Jeff Feiertag, Zane L. Berge, (2008) "Training Generation N: how educators should approach the Net Generation", Education + Training, Vol. 50 Iss: 6, pp.457 – 464
The authors of this article were focusing on the generational differences between the generations now and previous generations. The authors explain that they think that the graduates today are as technologically advanced as they should be. They believe the answer is “adult learning theory” and they would try to use this method to avoid using technology. Berge and Feiertag also state that this generation is so dependent on technology that without it, we would be lost. Generation N is narrowly focused on the United States, using these examples but goes to state that it is known around the world. This article basically summarizes the comparisons between the two generations and the prevalence of technology.

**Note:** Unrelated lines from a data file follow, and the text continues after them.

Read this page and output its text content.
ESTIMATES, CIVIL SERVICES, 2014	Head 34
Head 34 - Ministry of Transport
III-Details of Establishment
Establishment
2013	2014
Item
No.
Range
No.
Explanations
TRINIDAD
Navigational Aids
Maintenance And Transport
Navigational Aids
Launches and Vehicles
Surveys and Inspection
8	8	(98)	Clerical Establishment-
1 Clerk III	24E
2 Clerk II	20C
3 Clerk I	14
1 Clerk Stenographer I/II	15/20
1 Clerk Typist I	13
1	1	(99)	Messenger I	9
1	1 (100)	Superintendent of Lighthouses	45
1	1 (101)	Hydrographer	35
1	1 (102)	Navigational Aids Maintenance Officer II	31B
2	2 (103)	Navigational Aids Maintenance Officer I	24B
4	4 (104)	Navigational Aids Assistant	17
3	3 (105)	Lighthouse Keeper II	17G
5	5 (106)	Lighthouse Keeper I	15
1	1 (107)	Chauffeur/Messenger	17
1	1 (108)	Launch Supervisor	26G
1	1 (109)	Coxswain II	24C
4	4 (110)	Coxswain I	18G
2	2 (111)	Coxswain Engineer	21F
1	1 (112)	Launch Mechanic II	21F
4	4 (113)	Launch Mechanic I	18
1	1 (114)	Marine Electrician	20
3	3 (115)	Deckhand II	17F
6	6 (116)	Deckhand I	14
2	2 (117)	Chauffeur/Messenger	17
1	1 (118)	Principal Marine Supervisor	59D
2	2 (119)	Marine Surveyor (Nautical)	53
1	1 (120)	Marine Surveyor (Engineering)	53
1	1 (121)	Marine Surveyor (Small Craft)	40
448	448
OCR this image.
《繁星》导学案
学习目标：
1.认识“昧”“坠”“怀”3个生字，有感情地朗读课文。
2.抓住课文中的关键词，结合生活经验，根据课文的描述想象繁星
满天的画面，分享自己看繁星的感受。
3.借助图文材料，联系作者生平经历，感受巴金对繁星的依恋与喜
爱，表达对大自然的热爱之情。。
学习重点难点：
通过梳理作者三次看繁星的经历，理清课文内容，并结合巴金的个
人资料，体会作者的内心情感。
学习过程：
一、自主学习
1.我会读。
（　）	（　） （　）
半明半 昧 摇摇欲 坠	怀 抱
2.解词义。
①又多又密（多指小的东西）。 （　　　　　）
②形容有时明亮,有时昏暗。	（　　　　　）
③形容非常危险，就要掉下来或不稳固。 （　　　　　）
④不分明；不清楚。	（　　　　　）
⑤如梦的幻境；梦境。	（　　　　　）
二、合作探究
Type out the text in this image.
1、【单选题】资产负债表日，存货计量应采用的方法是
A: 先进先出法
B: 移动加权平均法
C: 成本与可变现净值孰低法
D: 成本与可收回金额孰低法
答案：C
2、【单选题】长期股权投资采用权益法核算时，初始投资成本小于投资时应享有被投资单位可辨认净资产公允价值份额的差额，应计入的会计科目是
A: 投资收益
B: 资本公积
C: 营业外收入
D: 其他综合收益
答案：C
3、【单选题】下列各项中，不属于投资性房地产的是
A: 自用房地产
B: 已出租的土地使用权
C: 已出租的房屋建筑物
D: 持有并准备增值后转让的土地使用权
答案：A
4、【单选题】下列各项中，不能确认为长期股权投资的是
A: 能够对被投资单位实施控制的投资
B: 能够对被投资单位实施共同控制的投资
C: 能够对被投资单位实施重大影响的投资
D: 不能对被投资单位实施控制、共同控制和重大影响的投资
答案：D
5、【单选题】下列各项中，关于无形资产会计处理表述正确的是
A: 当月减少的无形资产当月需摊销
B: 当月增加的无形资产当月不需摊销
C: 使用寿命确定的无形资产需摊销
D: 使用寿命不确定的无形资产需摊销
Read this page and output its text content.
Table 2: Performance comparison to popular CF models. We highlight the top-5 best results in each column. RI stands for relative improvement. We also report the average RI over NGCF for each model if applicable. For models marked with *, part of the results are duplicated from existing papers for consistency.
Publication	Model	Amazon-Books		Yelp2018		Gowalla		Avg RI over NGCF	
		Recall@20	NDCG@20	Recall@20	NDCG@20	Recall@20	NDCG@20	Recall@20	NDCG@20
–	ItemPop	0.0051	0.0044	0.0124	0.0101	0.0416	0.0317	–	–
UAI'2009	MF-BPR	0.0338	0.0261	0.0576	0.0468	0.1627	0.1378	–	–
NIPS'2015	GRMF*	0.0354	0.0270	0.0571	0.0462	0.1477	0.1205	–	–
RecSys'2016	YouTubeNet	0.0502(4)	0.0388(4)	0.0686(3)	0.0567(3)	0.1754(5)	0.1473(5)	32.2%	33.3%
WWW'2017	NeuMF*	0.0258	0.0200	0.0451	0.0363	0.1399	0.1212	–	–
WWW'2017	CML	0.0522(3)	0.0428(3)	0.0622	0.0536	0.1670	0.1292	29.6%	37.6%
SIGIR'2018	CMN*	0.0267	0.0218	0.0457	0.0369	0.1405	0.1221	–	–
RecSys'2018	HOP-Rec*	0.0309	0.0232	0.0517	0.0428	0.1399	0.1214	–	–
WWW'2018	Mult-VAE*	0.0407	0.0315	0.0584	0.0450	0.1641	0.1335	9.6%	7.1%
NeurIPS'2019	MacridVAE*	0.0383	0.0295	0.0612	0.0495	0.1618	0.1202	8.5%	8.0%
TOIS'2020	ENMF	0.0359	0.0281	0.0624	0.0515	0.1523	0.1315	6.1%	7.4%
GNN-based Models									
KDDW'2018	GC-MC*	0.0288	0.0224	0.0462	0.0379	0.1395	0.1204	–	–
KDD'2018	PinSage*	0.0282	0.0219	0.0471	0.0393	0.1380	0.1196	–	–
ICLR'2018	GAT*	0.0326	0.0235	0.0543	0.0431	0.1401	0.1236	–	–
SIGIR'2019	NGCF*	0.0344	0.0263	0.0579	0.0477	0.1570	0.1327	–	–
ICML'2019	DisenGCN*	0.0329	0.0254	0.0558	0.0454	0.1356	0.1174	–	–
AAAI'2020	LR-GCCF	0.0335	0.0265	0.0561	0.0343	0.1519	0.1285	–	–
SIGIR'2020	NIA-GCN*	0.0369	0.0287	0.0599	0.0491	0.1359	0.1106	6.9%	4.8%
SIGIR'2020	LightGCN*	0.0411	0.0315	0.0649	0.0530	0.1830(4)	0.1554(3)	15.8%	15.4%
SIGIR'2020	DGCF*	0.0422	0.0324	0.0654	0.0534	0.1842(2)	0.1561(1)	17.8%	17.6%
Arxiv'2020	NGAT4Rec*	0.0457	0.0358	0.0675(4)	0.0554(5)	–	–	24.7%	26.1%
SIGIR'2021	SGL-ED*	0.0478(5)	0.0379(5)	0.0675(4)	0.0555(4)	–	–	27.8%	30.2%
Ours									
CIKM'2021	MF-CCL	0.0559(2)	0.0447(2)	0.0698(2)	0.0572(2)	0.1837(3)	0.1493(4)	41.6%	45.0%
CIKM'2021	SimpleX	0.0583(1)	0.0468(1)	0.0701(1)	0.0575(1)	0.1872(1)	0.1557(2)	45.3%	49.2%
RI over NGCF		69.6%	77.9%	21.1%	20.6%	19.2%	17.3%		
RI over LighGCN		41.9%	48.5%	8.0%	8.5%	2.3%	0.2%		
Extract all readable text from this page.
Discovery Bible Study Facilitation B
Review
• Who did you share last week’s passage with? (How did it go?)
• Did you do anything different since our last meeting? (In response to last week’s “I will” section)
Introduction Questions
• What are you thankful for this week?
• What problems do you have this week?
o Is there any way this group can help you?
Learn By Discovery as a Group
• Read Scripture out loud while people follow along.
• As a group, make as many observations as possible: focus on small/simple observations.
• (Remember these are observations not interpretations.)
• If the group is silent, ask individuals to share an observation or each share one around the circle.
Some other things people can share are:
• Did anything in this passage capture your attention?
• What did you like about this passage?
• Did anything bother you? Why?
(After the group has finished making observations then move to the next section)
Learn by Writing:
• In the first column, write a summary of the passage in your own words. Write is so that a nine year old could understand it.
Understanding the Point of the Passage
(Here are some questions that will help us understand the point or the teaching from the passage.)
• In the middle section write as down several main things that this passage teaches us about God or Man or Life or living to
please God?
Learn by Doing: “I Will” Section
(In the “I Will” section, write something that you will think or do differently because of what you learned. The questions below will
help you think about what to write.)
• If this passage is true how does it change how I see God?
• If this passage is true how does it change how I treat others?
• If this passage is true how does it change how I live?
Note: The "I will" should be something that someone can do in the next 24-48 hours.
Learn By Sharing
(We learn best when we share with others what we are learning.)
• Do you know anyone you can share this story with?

Learning in adulthood is essentially more difficult than learning as a child. As a child, you are able to adapt to changes rather well, although most of the time, choice is not really an option. Learning as an adult would be more difficult because it’s not something that the adult would be used to. The article talks about this digital era not being as hands on as the previous generations and that could fault some of us because we don’t necessarily check back into what is said to us. Learning in adulthood is more difficult because no one wants to admit to lacking the knowledge; the article state that as many other stereotypes the high expectation of technological knowledge could be misrepresented. The NY Times would agree that it would take longer for older generations to latch on to Generation N. This article argues that older people would most likely ask younger people to help them understand. This article also pointed out easier ways to adapt to this learning, therefore stating that adult learning is more difficult but different measures could be taken to make the transition easier.